Citrus-Broiled Speckled Trout Recipe
The town of Apalachicola lies where the fertile waters of the river pour into the bay. One of the oldest towns in Florida, it has been home to timber booms, cotton booms and oyster and sponge exports. But there has always been fishing.
One of our favorite ways to eat speckled trout is to broil them under sliced citrus. It only takes a few minutes and the results are both delicious and striking on the table. Head on or off, your choice, but the best part of just about any sizable fish is the tiny morsel found in the cheeks.

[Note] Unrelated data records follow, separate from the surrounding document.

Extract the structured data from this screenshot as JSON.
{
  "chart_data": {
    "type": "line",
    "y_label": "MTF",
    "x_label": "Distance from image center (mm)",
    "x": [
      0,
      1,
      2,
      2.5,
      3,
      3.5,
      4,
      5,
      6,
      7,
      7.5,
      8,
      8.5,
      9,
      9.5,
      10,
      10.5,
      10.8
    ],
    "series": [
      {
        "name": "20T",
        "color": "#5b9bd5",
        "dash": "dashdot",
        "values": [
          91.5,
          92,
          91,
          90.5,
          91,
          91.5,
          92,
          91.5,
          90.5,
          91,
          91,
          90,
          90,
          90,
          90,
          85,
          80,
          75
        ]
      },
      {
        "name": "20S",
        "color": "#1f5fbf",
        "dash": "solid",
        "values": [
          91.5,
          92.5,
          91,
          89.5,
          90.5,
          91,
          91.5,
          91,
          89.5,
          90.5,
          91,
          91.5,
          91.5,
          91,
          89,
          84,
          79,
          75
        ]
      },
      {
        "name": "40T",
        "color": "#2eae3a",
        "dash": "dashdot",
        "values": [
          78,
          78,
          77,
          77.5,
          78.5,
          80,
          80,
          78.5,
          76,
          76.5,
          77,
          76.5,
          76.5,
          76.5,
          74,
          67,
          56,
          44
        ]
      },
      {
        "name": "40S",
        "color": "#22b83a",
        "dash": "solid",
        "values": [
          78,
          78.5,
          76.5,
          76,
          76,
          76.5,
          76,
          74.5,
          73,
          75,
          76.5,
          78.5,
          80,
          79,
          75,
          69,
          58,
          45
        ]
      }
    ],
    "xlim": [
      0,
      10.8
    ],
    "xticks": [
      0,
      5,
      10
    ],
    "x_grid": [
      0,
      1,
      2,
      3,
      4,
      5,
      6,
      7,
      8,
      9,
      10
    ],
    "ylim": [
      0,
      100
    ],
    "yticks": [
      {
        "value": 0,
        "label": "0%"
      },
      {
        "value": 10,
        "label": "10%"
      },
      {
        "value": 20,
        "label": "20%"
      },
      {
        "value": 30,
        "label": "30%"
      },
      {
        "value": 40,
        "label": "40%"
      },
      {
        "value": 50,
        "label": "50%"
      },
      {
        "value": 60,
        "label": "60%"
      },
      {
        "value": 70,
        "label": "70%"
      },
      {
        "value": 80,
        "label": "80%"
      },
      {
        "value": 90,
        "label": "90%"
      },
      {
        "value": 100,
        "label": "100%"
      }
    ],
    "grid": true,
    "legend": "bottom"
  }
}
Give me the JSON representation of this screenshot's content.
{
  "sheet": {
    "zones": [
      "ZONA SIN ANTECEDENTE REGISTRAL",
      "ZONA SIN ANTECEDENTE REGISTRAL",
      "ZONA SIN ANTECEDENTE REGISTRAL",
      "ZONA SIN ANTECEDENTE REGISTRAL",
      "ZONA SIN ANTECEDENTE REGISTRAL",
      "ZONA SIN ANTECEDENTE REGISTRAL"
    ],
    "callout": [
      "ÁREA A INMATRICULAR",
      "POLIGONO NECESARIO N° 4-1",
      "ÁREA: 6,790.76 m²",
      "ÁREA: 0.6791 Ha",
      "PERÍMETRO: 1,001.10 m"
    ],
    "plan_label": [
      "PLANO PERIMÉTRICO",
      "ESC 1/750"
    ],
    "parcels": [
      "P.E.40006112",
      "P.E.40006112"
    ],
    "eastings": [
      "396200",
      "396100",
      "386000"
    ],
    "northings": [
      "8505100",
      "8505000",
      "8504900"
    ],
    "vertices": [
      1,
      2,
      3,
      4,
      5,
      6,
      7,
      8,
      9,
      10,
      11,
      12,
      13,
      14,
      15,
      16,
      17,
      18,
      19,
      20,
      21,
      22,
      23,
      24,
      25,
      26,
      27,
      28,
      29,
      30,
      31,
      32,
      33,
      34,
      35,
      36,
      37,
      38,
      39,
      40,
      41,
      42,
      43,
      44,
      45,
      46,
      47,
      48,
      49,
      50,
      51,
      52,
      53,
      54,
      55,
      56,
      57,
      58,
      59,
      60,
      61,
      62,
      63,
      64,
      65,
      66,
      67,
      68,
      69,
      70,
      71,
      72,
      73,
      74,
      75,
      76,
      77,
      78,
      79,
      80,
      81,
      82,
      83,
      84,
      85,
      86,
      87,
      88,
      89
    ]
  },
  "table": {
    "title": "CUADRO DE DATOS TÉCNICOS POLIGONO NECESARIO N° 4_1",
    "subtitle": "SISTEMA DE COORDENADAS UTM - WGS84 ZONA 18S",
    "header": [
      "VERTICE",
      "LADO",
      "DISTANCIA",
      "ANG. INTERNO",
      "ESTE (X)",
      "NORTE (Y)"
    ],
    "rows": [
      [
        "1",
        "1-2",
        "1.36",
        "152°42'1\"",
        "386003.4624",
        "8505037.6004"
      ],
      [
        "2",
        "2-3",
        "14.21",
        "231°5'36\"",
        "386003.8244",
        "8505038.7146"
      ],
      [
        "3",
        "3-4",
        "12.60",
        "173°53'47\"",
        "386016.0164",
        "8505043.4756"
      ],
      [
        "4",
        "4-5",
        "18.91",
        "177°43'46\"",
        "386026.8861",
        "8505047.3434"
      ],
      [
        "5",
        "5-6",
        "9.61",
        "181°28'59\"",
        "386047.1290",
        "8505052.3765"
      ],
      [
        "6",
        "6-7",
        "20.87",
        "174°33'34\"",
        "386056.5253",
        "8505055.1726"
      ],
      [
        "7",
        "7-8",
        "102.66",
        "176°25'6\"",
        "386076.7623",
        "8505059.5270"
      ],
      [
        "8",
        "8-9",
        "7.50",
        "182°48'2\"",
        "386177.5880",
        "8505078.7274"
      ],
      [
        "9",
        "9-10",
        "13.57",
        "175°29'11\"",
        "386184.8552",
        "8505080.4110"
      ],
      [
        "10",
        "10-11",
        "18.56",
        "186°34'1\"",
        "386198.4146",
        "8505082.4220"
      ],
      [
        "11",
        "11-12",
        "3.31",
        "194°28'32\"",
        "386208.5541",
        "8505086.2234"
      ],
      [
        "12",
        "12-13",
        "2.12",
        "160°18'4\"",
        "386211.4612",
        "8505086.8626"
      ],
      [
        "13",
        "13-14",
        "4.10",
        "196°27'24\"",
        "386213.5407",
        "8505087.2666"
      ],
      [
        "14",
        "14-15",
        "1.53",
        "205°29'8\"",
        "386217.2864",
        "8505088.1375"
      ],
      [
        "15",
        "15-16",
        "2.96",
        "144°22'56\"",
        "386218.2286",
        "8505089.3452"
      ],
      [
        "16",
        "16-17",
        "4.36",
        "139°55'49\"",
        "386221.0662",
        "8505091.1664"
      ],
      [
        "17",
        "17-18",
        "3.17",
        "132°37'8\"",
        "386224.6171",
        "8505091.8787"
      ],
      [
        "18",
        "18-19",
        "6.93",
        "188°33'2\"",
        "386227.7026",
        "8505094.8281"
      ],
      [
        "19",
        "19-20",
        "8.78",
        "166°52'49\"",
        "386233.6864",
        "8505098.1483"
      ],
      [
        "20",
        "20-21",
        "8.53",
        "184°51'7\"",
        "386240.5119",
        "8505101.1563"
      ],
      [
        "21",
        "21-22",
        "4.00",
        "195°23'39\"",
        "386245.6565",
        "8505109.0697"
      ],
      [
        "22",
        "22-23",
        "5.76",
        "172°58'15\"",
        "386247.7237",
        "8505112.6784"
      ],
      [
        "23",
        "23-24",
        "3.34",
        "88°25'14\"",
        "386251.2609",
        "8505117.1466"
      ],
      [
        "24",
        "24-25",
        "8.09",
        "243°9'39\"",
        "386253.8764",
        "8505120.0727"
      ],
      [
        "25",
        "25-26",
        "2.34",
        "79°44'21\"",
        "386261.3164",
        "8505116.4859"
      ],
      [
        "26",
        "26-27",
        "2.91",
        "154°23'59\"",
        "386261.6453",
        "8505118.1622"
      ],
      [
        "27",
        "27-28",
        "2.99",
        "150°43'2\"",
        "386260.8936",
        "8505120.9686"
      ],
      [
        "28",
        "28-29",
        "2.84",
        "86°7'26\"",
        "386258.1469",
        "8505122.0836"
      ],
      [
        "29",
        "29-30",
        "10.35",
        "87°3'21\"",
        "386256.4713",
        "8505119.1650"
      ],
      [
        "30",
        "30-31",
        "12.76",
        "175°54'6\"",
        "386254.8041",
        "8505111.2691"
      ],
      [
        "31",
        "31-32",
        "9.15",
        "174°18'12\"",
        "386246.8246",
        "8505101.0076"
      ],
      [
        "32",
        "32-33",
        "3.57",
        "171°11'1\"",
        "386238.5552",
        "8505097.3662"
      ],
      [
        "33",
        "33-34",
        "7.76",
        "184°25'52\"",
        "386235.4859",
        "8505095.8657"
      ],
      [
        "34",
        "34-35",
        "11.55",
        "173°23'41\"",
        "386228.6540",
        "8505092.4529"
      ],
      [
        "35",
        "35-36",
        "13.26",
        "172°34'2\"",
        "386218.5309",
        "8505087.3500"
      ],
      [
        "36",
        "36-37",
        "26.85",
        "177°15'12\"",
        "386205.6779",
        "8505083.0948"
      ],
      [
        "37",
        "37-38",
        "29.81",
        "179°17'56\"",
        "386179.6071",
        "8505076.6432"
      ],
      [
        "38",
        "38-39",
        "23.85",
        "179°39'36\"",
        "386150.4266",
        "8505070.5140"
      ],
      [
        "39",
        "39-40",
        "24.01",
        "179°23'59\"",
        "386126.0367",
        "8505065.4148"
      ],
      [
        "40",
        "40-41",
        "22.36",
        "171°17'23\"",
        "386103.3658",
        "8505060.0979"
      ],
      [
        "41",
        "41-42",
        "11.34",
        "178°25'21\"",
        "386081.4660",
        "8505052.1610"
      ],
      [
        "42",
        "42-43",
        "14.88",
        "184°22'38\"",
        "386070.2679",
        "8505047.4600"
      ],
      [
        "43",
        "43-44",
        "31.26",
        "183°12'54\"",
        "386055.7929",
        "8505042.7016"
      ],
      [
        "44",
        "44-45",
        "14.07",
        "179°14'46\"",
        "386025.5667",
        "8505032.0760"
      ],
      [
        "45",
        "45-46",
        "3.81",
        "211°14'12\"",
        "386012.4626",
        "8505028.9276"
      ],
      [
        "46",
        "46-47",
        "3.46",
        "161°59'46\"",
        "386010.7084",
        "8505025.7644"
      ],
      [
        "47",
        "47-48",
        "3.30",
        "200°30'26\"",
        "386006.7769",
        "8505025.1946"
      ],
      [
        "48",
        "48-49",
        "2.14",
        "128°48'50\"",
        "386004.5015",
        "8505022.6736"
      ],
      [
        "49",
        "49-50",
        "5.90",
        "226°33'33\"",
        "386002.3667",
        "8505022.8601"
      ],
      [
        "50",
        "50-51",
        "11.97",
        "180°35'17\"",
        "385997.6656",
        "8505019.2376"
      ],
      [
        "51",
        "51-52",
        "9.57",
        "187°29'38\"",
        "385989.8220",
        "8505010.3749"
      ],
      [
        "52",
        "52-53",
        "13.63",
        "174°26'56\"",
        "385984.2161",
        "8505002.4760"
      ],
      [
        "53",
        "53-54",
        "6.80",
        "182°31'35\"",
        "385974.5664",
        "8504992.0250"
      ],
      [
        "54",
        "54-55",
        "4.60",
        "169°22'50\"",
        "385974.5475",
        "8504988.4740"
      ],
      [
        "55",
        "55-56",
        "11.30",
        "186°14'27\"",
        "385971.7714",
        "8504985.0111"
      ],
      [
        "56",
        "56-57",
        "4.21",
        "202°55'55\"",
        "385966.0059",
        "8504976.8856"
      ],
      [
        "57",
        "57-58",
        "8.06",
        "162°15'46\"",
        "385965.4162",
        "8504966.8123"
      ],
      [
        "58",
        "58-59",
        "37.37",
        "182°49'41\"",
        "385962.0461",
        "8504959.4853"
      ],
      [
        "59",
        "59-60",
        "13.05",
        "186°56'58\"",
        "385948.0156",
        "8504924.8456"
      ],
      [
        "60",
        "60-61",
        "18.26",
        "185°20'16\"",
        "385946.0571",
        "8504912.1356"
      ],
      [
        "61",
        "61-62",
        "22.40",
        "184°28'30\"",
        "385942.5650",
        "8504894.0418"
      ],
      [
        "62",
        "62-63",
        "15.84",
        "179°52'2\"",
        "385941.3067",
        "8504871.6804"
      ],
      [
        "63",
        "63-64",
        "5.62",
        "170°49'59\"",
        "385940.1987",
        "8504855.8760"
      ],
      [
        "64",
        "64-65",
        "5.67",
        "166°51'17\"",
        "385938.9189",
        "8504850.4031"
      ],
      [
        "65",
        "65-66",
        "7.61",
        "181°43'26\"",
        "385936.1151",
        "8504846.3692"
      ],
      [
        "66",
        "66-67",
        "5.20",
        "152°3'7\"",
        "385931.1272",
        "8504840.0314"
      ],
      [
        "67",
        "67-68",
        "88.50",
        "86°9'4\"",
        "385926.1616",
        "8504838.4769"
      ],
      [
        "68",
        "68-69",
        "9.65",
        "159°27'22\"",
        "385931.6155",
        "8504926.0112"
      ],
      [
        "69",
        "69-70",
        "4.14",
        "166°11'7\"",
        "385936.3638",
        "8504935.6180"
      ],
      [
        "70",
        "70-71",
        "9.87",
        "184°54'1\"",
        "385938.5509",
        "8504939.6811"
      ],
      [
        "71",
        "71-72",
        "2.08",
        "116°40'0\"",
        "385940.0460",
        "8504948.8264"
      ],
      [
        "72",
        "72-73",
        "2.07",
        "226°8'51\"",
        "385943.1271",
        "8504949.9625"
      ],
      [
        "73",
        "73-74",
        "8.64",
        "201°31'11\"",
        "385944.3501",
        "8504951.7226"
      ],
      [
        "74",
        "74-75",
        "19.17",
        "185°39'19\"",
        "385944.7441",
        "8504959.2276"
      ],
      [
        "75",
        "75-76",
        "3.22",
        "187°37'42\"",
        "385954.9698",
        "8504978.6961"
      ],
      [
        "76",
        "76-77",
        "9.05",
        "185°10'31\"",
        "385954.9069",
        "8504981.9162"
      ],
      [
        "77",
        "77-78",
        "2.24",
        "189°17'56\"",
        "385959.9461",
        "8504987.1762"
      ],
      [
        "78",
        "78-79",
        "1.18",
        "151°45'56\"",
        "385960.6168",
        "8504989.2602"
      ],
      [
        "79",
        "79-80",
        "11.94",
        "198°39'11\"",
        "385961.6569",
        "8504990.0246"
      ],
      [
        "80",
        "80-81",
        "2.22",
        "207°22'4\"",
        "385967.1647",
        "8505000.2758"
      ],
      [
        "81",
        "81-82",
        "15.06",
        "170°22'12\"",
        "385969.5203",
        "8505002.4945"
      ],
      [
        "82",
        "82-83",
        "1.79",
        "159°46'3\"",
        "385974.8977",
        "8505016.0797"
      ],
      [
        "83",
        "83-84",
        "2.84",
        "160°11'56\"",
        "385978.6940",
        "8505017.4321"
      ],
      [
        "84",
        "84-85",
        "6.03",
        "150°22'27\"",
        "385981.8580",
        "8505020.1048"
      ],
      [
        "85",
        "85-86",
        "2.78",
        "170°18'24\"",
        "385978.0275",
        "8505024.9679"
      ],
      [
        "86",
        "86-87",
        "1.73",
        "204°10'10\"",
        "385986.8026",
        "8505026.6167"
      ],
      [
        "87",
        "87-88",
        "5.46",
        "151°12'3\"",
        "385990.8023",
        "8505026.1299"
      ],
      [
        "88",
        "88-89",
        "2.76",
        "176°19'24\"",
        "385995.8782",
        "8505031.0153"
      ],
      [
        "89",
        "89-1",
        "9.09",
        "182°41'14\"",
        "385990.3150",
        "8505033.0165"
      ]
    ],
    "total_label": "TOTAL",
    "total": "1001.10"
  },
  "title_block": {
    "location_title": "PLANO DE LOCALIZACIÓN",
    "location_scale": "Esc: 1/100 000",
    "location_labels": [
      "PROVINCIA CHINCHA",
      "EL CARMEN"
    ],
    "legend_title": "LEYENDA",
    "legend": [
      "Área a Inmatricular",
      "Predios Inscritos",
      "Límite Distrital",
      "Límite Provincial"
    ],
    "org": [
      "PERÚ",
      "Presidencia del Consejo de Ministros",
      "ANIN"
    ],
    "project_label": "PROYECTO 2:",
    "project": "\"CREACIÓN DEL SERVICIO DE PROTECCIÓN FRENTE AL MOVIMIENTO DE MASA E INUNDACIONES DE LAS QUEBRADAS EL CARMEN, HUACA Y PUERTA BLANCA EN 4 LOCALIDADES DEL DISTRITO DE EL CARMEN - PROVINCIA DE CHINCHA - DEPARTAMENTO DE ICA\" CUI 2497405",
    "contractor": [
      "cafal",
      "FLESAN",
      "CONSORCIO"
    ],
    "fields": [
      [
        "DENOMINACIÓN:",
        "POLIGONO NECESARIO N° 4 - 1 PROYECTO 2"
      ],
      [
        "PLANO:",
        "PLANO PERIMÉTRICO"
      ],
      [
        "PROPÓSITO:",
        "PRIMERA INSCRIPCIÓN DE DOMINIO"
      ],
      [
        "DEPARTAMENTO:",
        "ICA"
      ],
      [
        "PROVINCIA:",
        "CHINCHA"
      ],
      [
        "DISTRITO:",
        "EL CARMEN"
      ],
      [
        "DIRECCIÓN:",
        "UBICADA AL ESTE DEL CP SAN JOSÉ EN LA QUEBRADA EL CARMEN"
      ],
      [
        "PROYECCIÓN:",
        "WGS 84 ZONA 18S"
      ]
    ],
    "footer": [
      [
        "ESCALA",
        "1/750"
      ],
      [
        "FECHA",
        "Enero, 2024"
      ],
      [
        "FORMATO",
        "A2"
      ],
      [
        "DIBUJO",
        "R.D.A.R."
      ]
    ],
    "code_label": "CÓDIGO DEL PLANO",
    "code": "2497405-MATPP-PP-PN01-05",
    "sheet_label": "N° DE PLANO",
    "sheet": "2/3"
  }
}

2 speckled trout, 2-3 pounds each
1 large orange, thinly sliced
2 lemons, thinly sliced
2 limes, thinly sliced
1 stick of butter, cut into slices
2 tablespoons of your favorite fish seasoning, we used Chef Paul Prudhomme's Blackened Redfish Magic Seasoning
1/2 cup white wine
To prep the trout, first scale the fish. Working from the belly, filet along both sides of the backbone from the fish's head down to the tail. Sever the backbone right behind the fish's head and lift it free from the body. This should allow the fish to butterfly open like a book.
Thinly slice the citrus and layer the slices evenly over the fish, mixing the different fruits as you go. Slide the pan into the center of the oven. Broil for 15 minutes or until the flesh is easily flaked with a fork.
Serve the trout alongside cheese grits and garlic bread. Garnish with the roasted citrus slices.